And now I'm just chilling waiting for the One Lap Civic to show up so we can fix that to autocross it tomorrow. Fun day.
Before I get VERY grumpy about this car, there is a bracket that should hold the clutch line to something on the back of the motor. It's this one.
It wasn't bolted to anything when I took this apart. That's not acceptable. What does it bolt to? The third missing bolt from the starter?
moxnix
HalfDork
3/6/18 12:08 p.m.
mazdeuce - Seth said:
Before I get VERY grumpy about this car, there is a bracket that should hold the clutch line to something on the back of the motor. It's this one.
It wasn't bolted to anything when I took this apart. That's not acceptable. What does it bolt to? The third missing bolt from the starter?
Yes the topmost starter bolt.
In reply to moxnix :
Huge thanks. I need to order a couple of other bolts so I'll throw that on there. I need smaller hands to work behind this motor.
Annnnnnd.....now I'm looking for parts numbers for bolts. I need the starter bolt that has the nut on it, and a pair of the stubby bolts that hold on the cross member/stiffener piece at the front of the transmission. Or just a good parts diagram of the whole 1999 Miata would work as well.
If you don't have a Mazda Motorsports account (store.mazdamotorsports.com), priority Mazda also has all of the parts diagrams online.
Your best bet is probably to call up a dismantler or spec Miata shop - they'll have all of this stuff sitting around. There are a bunch that are very active on the Miata parts for sale Facebook group.
When this is all said and DONE will there be peace in the valley for the parties invovled??
In reply to 759NRNG :
Everyone is happy. I'm just trying to be a perfectionist.
So I need the lower starter bolt with the nut on it. If anyone has that one (and the ones that hold on the cross brace under the transmission, but those are less critical) I'd owe you. I don't want to put everything else together until I get the starter together because I can't reach the damn thing as it is.
From what I can find online, the 3 bolts are the same. Does that match up with what you see? If so, take a pic of the ones you have and I'll dig through the box of random Miata bolts that I recently bought.
Edit - Just found this in the miata.net garage section.
https://www.miata.net/garage/90-99Parts/
In reply to cmcgregor :
Huge thank you. I've almost got them all figured out. Fun fact, the bolts holding the rear braces on are M12x1.5 and the bolts holding the front braces on are M12x1.25. Because of course they're a different thread pitch.

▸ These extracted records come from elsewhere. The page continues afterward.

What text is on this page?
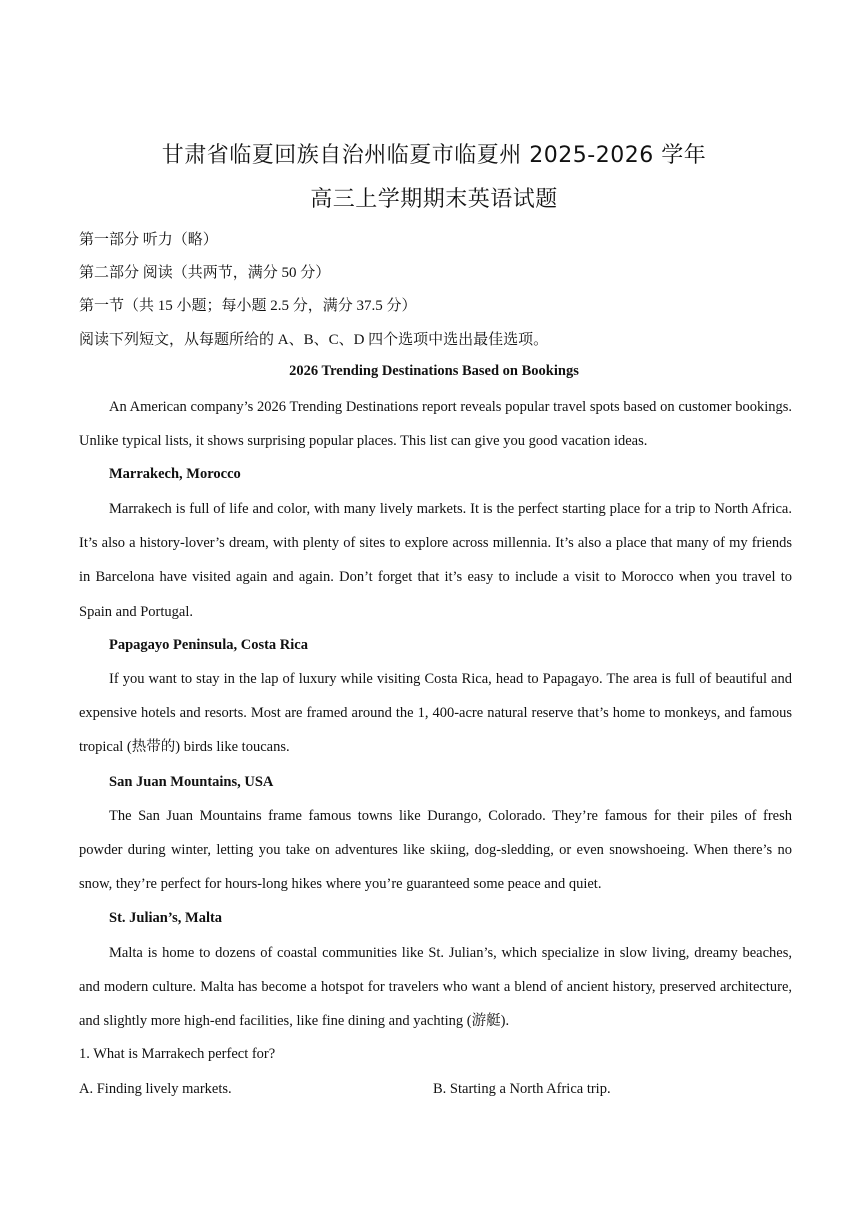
甘肃省临夏回族自治州临夏市临夏州 2025-2026 学年
高三上学期期末英语试题
第一部分 听力（略）
第二部分 阅读（共两节，满分 50 分）
第一节（共 15 小题；每小题 2.5 分，满分 37.5 分）
阅读下列短文，从每题所给的 A、B、C、D 四个选项中选出最佳选项。
2026 Trending Destinations Based on Bookings
An American company’s 2026 Trending Destinations report reveals popular travel spots based on customer bookings. Unlike typical lists, it shows surprising popular places. This list can give you good vacation ideas.
Marrakech, Morocco
Marrakech is full of life and color, with many lively markets. It is the perfect starting place for a trip to North Africa. It’s also a history-lover’s dream, with plenty of sites to explore across millennia. It’s also a place that many of my friends in Barcelona have visited again and again. Don’t forget that it’s easy to include a visit to Morocco when you travel to Spain and Portugal.
Papagayo Peninsula, Costa Rica
If you want to stay in the lap of luxury while visiting Costa Rica, head to Papagayo. The area is full of beautiful and expensive hotels and resorts. Most are framed around the 1, 400-acre natural reserve that’s home to monkeys, and famous tropical (热带的) birds like toucans.
San Juan Mountains, USA
The San Juan Mountains frame famous towns like Durango, Colorado. They’re famous for their piles of fresh powder during winter, letting you take on adventures like skiing, dog-sledding, or even snowshoeing. When there’s no snow, they’re perfect for hours-long hikes where you’re guaranteed some peace and quiet.
St. Julian’s, Malta
Malta is home to dozens of coastal communities like St. Julian’s, which specialize in slow living, dreamy beaches, and modern culture. Malta has become a hotspot for travelers who want a blend of ancient history, preserved architecture, and slightly more high-end facilities, like fine dining and yachting (游艇).
1. What is Marrakech perfect for?
A. Finding lively markets.	B. Starting a North Africa trip.
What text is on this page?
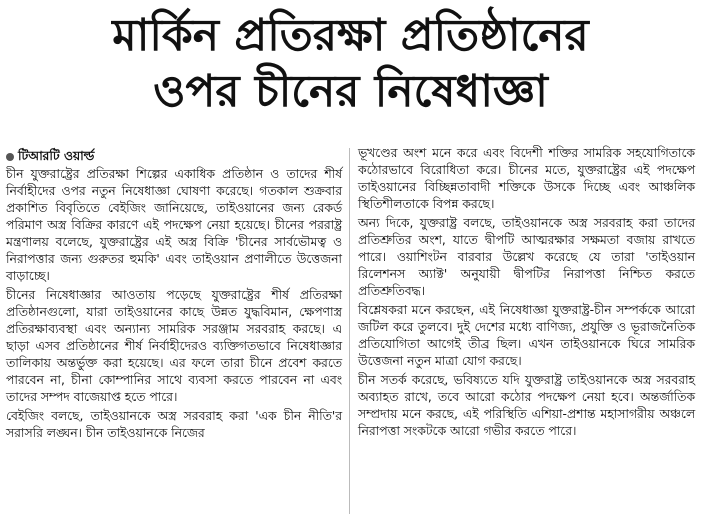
মার্কিন প্রতিরক্ষা প্রতিষ্ঠানের
ওপর চীনের নিষেধাজ্ঞা
টিআরটি ওয়ার্ল্ড

চীন যুক্তরাষ্ট্রের প্রতিরক্ষা শিল্পের একাধিক প্রতিষ্ঠান ও তাদের শীর্ষ নির্বাহীদের ওপর নতুন নিষেধাজ্ঞা ঘোষণা করেছে। গতকাল শুক্রবার প্রকাশিত বিবৃতিতে বেইজিং জানিয়েছে, তাইওয়ানের জন্য রেকর্ড পরিমাণ অস্ত্র বিক্রির কারণে এই পদক্ষেপ নেয়া হয়েছে। চীনের পররাষ্ট্র মন্ত্রণালয় বলেছে, যুক্তরাষ্ট্রের এই অস্ত্র বিক্রি 'চীনের সার্বভৌমত্ব ও নিরাপত্তার জন্য গুরুতর হুমকি' এবং তাইওয়ান প্রণালীতে উত্তেজনা বাড়াচ্ছে।

চীনের নিষেধাজ্ঞার আওতায় পড়েছে যুক্তরাষ্ট্রের শীর্ষ প্রতিরক্ষা প্রতিষ্ঠানগুলো, যারা তাইওয়ানের কাছে উন্নত যুদ্ধবিমান, ক্ষেপণাস্ত্র প্রতিরক্ষাব্যবস্থা এবং অন্যান্য সামরিক সরঞ্জাম সরবরাহ করছে। এ ছাড়া এসব প্রতিষ্ঠানের শীর্ষ নির্বাহীদেরও ব্যক্তিগতভাবে নিষেধাজ্ঞার তালিকায় অন্তর্ভুক্ত করা হয়েছে। এর ফলে তারা চীনে প্রবেশ করতে পারবেন না, চীনা কোম্পানির সাথে ব্যবসা করতে পারবেন না এবং তাদের সম্পদ বাজেয়াপ্ত হতে পারে।

বেইজিং বলছে, তাইওয়ানকে অস্ত্র সরবরাহ করা 'এক চীন নীতি'র সরাসরি লঙ্ঘন। চীন তাইওয়ানকে নিজের

ভূখণ্ডের অংশ মনে করে এবং বিদেশী শক্তির সামরিক সহযোগিতাকে কঠোরভাবে বিরোধিতা করে। চীনের মতে, যুক্তরাষ্ট্রের এই পদক্ষেপ তাইওয়ানের বিচ্ছিন্নতাবাদী শক্তিকে উসকে দিচ্ছে এবং আঞ্চলিক স্থিতিশীলতাকে বিপন্ন করছে।

অন্য দিকে, যুক্তরাষ্ট্র বলছে, তাইওয়ানকে অস্ত্র সরবরাহ করা তাদের প্রতিশ্রুতির অংশ, যাতে দ্বীপটি আত্মরক্ষার সক্ষমতা বজায় রাখতে পারে। ওয়াশিংটন বারবার উল্লেখ করেছে যে তারা 'তাইওয়ান রিলেশনস অ্যাক্ট' অনুযায়ী দ্বীপটির নিরাপত্তা নিশ্চিত করতে প্রতিশ্রুতিবদ্ধ।

বিশ্লেষকরা মনে করছেন, এই নিষেধাজ্ঞা যুক্তরাষ্ট্র-চীন সম্পর্ককে আরো জটিল করে তুলবে। দুই দেশের মধ্যে বাণিজ্য, প্রযুক্তি ও ভূরাজনৈতিক প্রতিযোগিতা আগেই তীব্র ছিল। এখন তাইওয়ানকে ঘিরে সামরিক উত্তেজনা নতুন মাত্রা যোগ করছে।

চীন সতর্ক করেছে, ভবিষ্যতে যদি যুক্তরাষ্ট্র তাইওয়ানকে অস্ত্র সরবরাহ অব্যাহত রাখে, তবে আরো কঠোর পদক্ষেপ নেয়া হবে। অন্তর্জাতিক সম্প্রদায় মনে করছে, এই পরিস্থিতি এশিয়া-প্রশান্ত মহাসাগরীয় অঞ্চলে নিরাপত্তা সংকটকে আরো গভীর করতে পারে।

More stuff together. Got out the cam repair sleeve.
And gently hammered it into place. Hopefully this at least slows the leak. Otherwise it's time for a lumpy cam of some sort. Do they make those for Miatas?

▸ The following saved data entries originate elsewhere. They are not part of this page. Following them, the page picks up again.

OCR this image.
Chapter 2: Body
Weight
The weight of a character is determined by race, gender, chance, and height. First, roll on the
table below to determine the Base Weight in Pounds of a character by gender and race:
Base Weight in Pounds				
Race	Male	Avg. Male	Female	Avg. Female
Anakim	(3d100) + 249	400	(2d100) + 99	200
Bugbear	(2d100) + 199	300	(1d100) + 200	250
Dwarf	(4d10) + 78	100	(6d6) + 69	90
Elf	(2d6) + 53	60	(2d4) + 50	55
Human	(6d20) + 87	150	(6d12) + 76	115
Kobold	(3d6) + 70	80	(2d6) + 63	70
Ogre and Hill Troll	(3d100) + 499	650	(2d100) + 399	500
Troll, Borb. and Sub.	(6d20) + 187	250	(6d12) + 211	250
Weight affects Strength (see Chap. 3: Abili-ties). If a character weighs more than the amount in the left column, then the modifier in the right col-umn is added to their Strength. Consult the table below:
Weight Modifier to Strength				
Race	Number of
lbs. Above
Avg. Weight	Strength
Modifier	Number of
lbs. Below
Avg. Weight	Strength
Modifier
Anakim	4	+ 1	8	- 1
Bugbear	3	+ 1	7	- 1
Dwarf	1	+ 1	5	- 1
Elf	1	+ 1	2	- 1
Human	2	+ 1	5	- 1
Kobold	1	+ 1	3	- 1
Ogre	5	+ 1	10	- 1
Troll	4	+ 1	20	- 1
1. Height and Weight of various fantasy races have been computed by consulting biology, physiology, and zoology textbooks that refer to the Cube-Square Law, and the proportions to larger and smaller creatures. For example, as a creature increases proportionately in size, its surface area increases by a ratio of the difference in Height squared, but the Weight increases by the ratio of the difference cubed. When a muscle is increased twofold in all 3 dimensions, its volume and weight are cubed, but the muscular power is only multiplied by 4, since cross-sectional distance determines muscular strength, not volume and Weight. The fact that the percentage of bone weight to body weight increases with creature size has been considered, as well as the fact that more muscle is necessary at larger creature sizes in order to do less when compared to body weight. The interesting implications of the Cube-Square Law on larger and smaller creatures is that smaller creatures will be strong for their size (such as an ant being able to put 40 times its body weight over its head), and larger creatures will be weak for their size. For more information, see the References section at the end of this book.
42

Also bolted all of the accessories back on the front of the motor.
The plan (right now) is to do the loctite fix before the weekend and let it cure while I'm out doing some track time with the Accord. This is the worlds slowest moving project, so maybe, maybe not.

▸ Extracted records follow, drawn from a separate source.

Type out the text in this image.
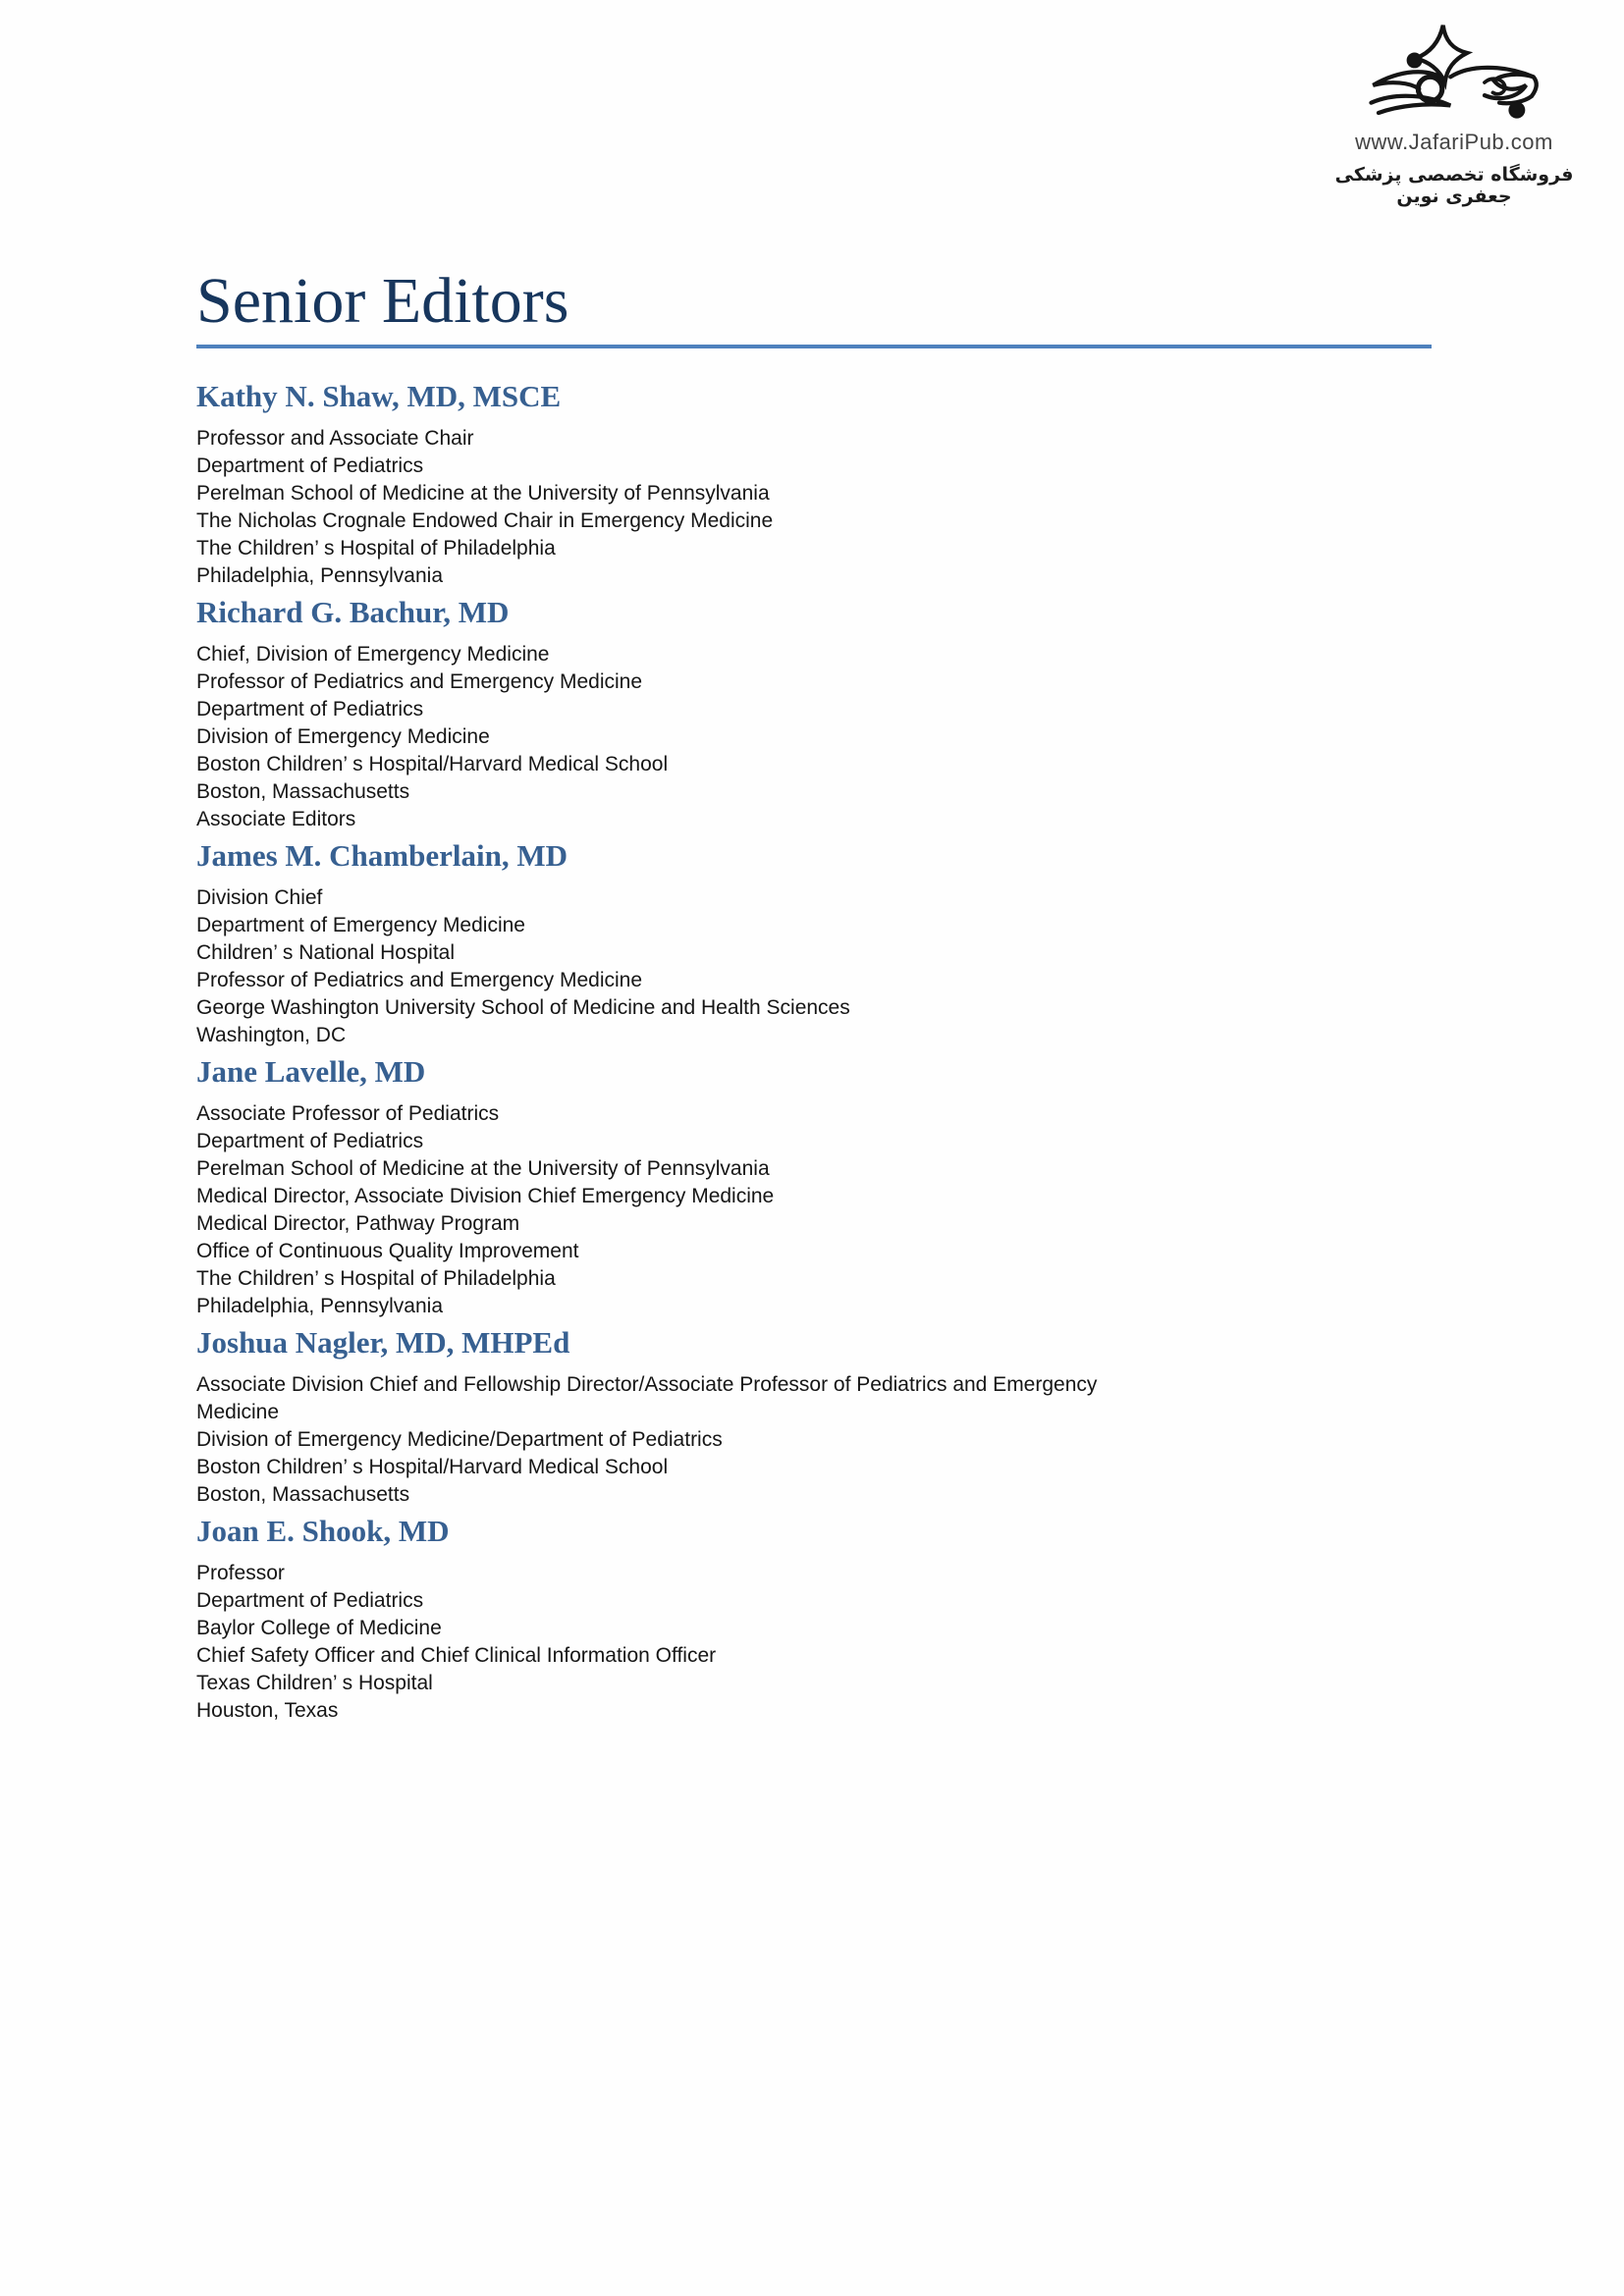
www.JafariPub.com
فروشگاه تخصصی پزشکی جعفری نوین
Senior Editors
Kathy N. Shaw, MD, MSCE
Professor and Associate Chair
Department of Pediatrics
Perelman School of Medicine at the University of Pennsylvania
The Nicholas Crognale Endowed Chair in Emergency Medicine
The Children’ s Hospital of Philadelphia
Philadelphia, Pennsylvania
Richard G. Bachur, MD
Chief, Division of Emergency Medicine
Professor of Pediatrics and Emergency Medicine
Department of Pediatrics
Division of Emergency Medicine
Boston Children’ s Hospital/Harvard Medical School
Boston, Massachusetts
Associate Editors
James M. Chamberlain, MD
Division Chief
Department of Emergency Medicine
Children’ s National Hospital
Professor of Pediatrics and Emergency Medicine
George Washington University School of Medicine and Health Sciences
Washington, DC
Jane Lavelle, MD
Associate Professor of Pediatrics
Department of Pediatrics
Perelman School of Medicine at the University of Pennsylvania
Medical Director, Associate Division Chief Emergency Medicine
Medical Director, Pathway Program
Office of Continuous Quality Improvement
The Children’ s Hospital of Philadelphia
Philadelphia, Pennsylvania
Joshua Nagler, MD, MHPEd
Associate Division Chief and Fellowship Director/Associate Professor of Pediatrics and Emergency
Medicine
Division of Emergency Medicine/Department of Pediatrics
Boston Children’ s Hospital/Harvard Medical School
Boston, Massachusetts
Joan E. Shook, MD
Professor
Department of Pediatrics
Baylor College of Medicine
Chief Safety Officer and Chief Clinical Information Officer
Texas Children’ s Hospital
Houston, Texas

Quick loctite fix question. Loctite 660 is used to fill the extra space next to the key, and then blue loctite is used to assemble everything. Do you let the 660 cure overnight before assembling everyting?
Did you remove that shoulder off the Speedi Sleeve subsequent to taking that picture ?
wae
Dork
3/8/18 7:06 a.m.
Just stopping in to thank you for the adventures in crank pulley removal. I'm slowly getting closer to the step where I'll need to get the old timing belt off of mine and put the new one on so that was a good lesson!
Cousin_Eddie said:
Did you remove that shoulder off the Speedi Sleeve subsequent to taking that picture ?
There isn't any indication that I need to. Should I? The oil seal fits properly over it.
mazdeuce - Seth said:
Cousin_Eddie said:
Did you remove that shoulder off the Speedi Sleeve subsequent to taking that picture ?
There isn't any indication that I need to. Should I? The oil seal fits properly over it.
Typically, there is a score line on the circumference to allow you to tear the shoulder off in an installation like that. Typically the shoulder is only there to facilitate installation.
Was there any literature in the box to guide you ?
I found an installation PDF from SKF for their sleeves. Page 7 is pertinent...
SKF sleeve instructions
It doesn't specify when the removal is necessary though. It seems to leave it up to discretion of the installer. I have always mindlessly removed them.
In reply to Cousin_Eddie :
No literature but I'll pull it apart to check. That makes sense. Easy to pull apart at this point. Thanks.
Be sure and glance through page 7 of that PDF I linked.
It's hard to put into internet words, but I usually roll them off like opening a Spam can. The metal will tear along the score.
mazdeuce - Seth said:
Quick loctite fix question. Loctite 660 is used to fill the extra space next to the key, and then blue loctite is used to assemble everything. Do you let the 660 cure overnight before assembling everyting?
I don't believe so. I think you have to install the pulley so the 660 can be shaped by it. It's been years since I did it, though.